Study on Characteristics of Water Level Variations and Water Balance of the Largest Lake in the Qinghai-Tibet Plateau

Abstract

Qinghai Lake is the largest lake in Qinghai-Tibet Plateau and China, it is also an important part of the national ecological security strategy. Since 1950s, the water level of Qinghai Lake has been changing rapidly, which induces great effects on the surrounding traffic facilities, residents’ safety and the development of animal husbandry, etc. Therefore, it is necessary to study the water level evolution and water balance of Qinghai Lake under the main impact of climate change. Based on meteorological and hydrological data from Buha River Hydrological Station, Xiashe Hydrological Station, and Gangcha Meteorological Station, CMFD, and water balance equation, this article first analyzes the interannual and intra-year water level evolution characteristics of Qinghai Lake from 1956 to 2020, including lake surface precipitation (P), runoff into the lake (Rs) and evaporation (E). Secondly, we conducted a study on the water level change characteristics calculated for fixed months. Finally, the contribution rate of each factor to the fluctuation of Qinghai Lake water level was quantitatively calculated using the ridge regression method. Results show that the annual average water level declined at a rate of 0.8 m decade−1 from 1956 to 2004, primarily due to E exceeding the sum of P and Rs.
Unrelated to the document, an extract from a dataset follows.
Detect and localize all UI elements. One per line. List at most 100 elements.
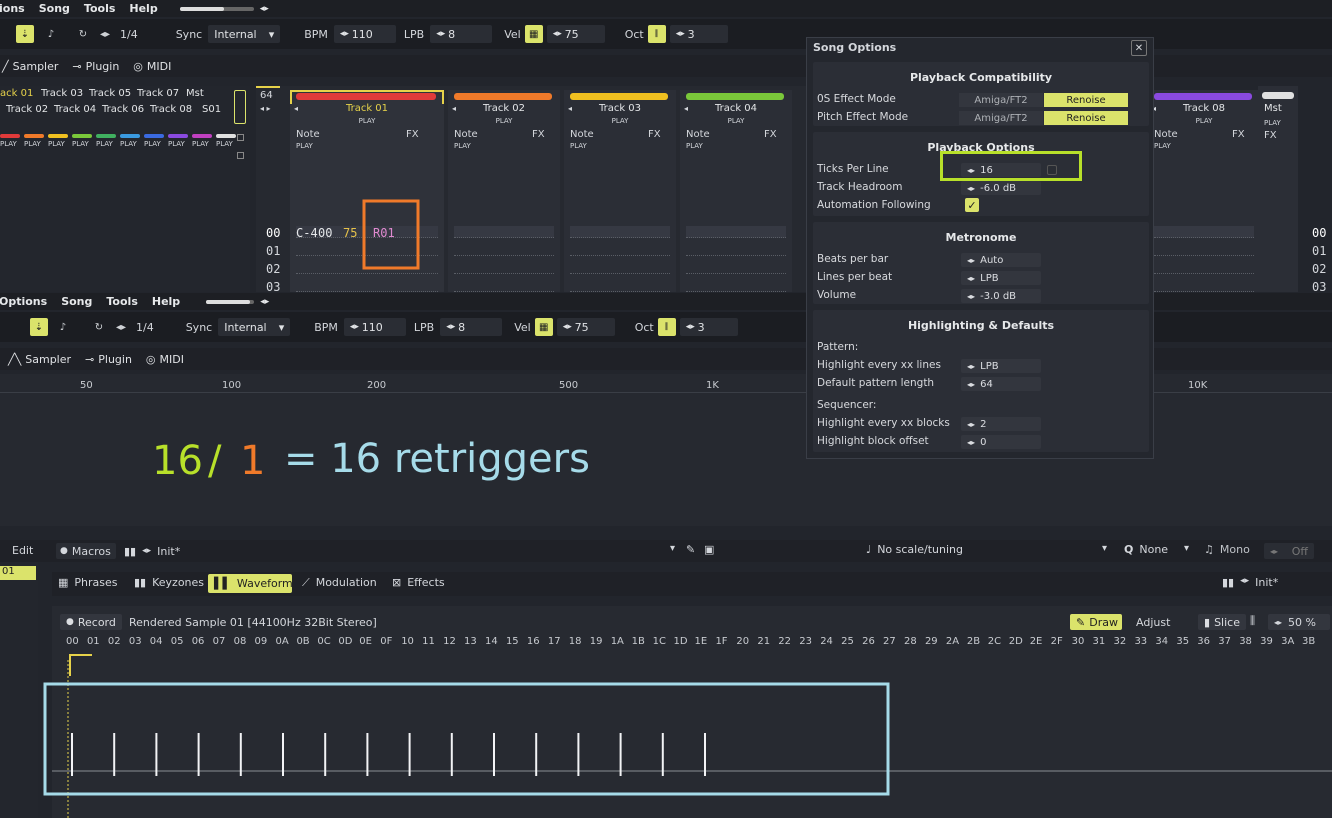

However, from 2004 to 2020, the water level increased at a rate of 1.7 m decade−1, mainly attributed to the increase in P and Rs. Qinghai Lake exhibits evident intra-year variations, with the water level starting to rise in May and reaching its peak in September, which aligns with the monthly variations of Rs, P, and E. Furthermore, the impacts of the current year’s P, Rs, and E on the annual water level fluctuations for fixed months of September to December is greater than that of the previous year. Specifically, the contributions of the current year’s P, Rs and E to the water level fluctuations calculated based on December data are 10%, 70%, and 20%, respectively. The contribution rate of meteorological factors to the rise and fall of water level was wind speed (33%), downward short-wave radiation (27%), precipitation (27%), downward long-wave radiation (11%) and specific humidity (2%).